10. BOOK X (continued)

But when, with blood and paleness all o'erspread,
The pious prince beheld young Lausus dead,
He griev'd; he wept; the sight an image brought
Of his own filial love, a sadly pleasing thought:
Then stretch'd his hand to hold him up, and said:
"Poor hapless youth! what praises can be paid
To love so great, to such transcendent store
Of early worth, and sure presage of more?
Accept whate'er Aeneas can afford;
Untouch'd thy arms, untaken be thy sword;
And all that pleas'd thee living, still remain
Inviolate, and sacred to the slain.
Thy body on thy parents I bestow,
To rest thy soul, at least, if shadows know,
Or have a sense of human things below.
There to thy fellow ghosts with glory tell:
''T was by the great Aeneas hand I fell.'"

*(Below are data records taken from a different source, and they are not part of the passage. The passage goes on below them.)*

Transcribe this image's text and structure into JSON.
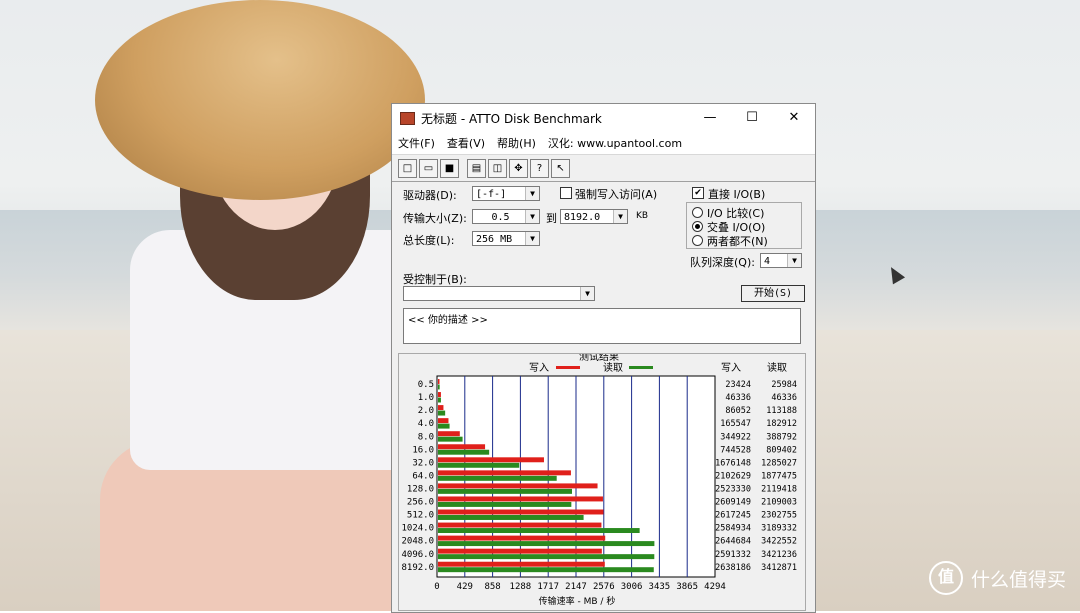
{
  "background": {
    "watermark_text": "什么值得买",
    "watermark_logo": "值"
  },
  "window": {
    "title": "无标题 - ATTO Disk Benchmark",
    "controls": {
      "minimize": "—",
      "maximize": "☐",
      "close": "✕"
    },
    "menu": [
      "文件(F)",
      "查看(V)",
      "帮助(H)",
      "汉化: www.upantool.com"
    ],
    "toolbar_icons": [
      "new-icon",
      "open-icon",
      "save-icon",
      "print-icon",
      "print-preview-icon",
      "move-icon",
      "help-icon",
      "context-help-icon"
    ]
  },
  "settings": {
    "drive_label": "驱动器(D):",
    "drive_value": "[-f-]",
    "force_write_label": "强制写入访问(A)",
    "force_write_checked": false,
    "direct_io_label": "直接 I/O(B)",
    "direct_io_checked": true,
    "transfer_label": "传输大小(Z):",
    "transfer_from": "0.5",
    "to_label": "到",
    "transfer_to": "8192.0",
    "kb_unit": "KB",
    "total_label": "总长度(L):",
    "total_value": "256 MB",
    "io_compare_label": "I/O 比较(C)",
    "overlapped_label": "交叠 I/O(O)",
    "neither_label": "两者都不(N)",
    "selected_mode": "overlapped",
    "queue_label": "队列深度(Q):",
    "queue_value": "4",
    "controlled_by_label": "受控制于(B):",
    "controlled_by_value": "",
    "start_button": "开始(S)",
    "description_text": "<<   你的描述    >>"
  },
  "results": {
    "box_title": "测试结果",
    "write_legend": "写入",
    "read_legend": "读取",
    "write_header": "写入",
    "read_header": "读取",
    "write_color": "#e0201b",
    "read_color": "#2a8a1f",
    "xlabel": "传输速率 - MB / 秒"
  },
  "chart_data": {
    "type": "bar",
    "orientation": "horizontal",
    "title": "测试结果",
    "xlabel": "传输速率 - MB / 秒",
    "x_ticks": [
      "0",
      "429",
      "858",
      "1288",
      "1717",
      "2147",
      "2576",
      "3006",
      "3435",
      "3865",
      "4294"
    ],
    "xlim": [
      0,
      4294
    ],
    "categories": [
      "0.5",
      "1.0",
      "2.0",
      "4.0",
      "8.0",
      "16.0",
      "32.0",
      "64.0",
      "128.0",
      "256.0",
      "512.0",
      "1024.0",
      "2048.0",
      "4096.0",
      "8192.0"
    ],
    "series": [
      {
        "name": "写入",
        "color": "#e0201b",
        "values": [
          23424,
          46336,
          86052,
          165547,
          344922,
          744528,
          1676148,
          2102629,
          2523330,
          2609149,
          2617245,
          2584934,
          2644684,
          2591332,
          2638186
        ]
      },
      {
        "name": "读取",
        "color": "#2a8a1f",
        "values": [
          25984,
          46336,
          113188,
          182912,
          388792,
          809402,
          1285027,
          1877475,
          2119418,
          2109003,
          2302755,
          3189332,
          3422552,
          3421236,
          3412871
        ]
      }
    ]
  }
}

With this, his distant friends he beckons near,
Provokes their duty, and prevents their fear:
Himself assists to lift him from the ground,
With clotted locks, and blood that well'd from out the wound.

Meantime, his father, now no father, stood,
And wash'd his wounds by Tiber's yellow flood:
Oppress'd with anguish, panting, and o'erspent,
His fainting limbs against an oak he leant.
A bough his brazen helmet did sustain;
His heavier arms lay scatter'd on the plain:
A chosen train of youth around him stand;
His drooping head was rested on his hand:
His grisly beard his pensive bosom sought;
And all on Lausus ran his restless thought.
Careful, concern'd his danger to prevent,
He much enquir'd, and many a message sent
To warn him from the field- alas! in vain!
Behold, his mournful followers bear him slain!
O'er his broad shield still gush'd the yawning wound,
And drew a bloody trail along the ground.
Far off he heard their cries, far off divin'd
The dire event, with a foreboding mind.
With dust he sprinkled first his hoary head;
Then both his lifted hands to heav'n he spread;
Last, the dear corpse embracing, thus he said:
"What joys, alas! could this frail being give,
That I have been so covetous to live?
To see my son, and such a son, resign
His life, a ransom for preserving mine!
And am I then preserv'd, and art thou lost?
How much too dear has that redemption cost!
'T is now my bitter banishment I feel:
This is a wound too deep for time to heal.
My guilt thy growing virtues did defame;
My blackness blotted thy unblemish'd name.
Chas'd from a throne, abandon'd, and exil'd
For foul misdeeds, were punishments too mild:
I ow'd my people these, and, from their hate,
With less resentment could have borne my fate.
And yet I live, and yet sustain the sight
Of hated men, and of more hated light:
But will not long." With that he rais'd from ground
His fainting limbs, that stagger'd with his wound;
Yet, with a mind resolv'd, and unappall'd
With pains or perils, for his courser call'd
Well-mouth'd, well-manag'd, whom himself did dress
With daily care, and mounted with success;
His aid in arms, his ornament in peace.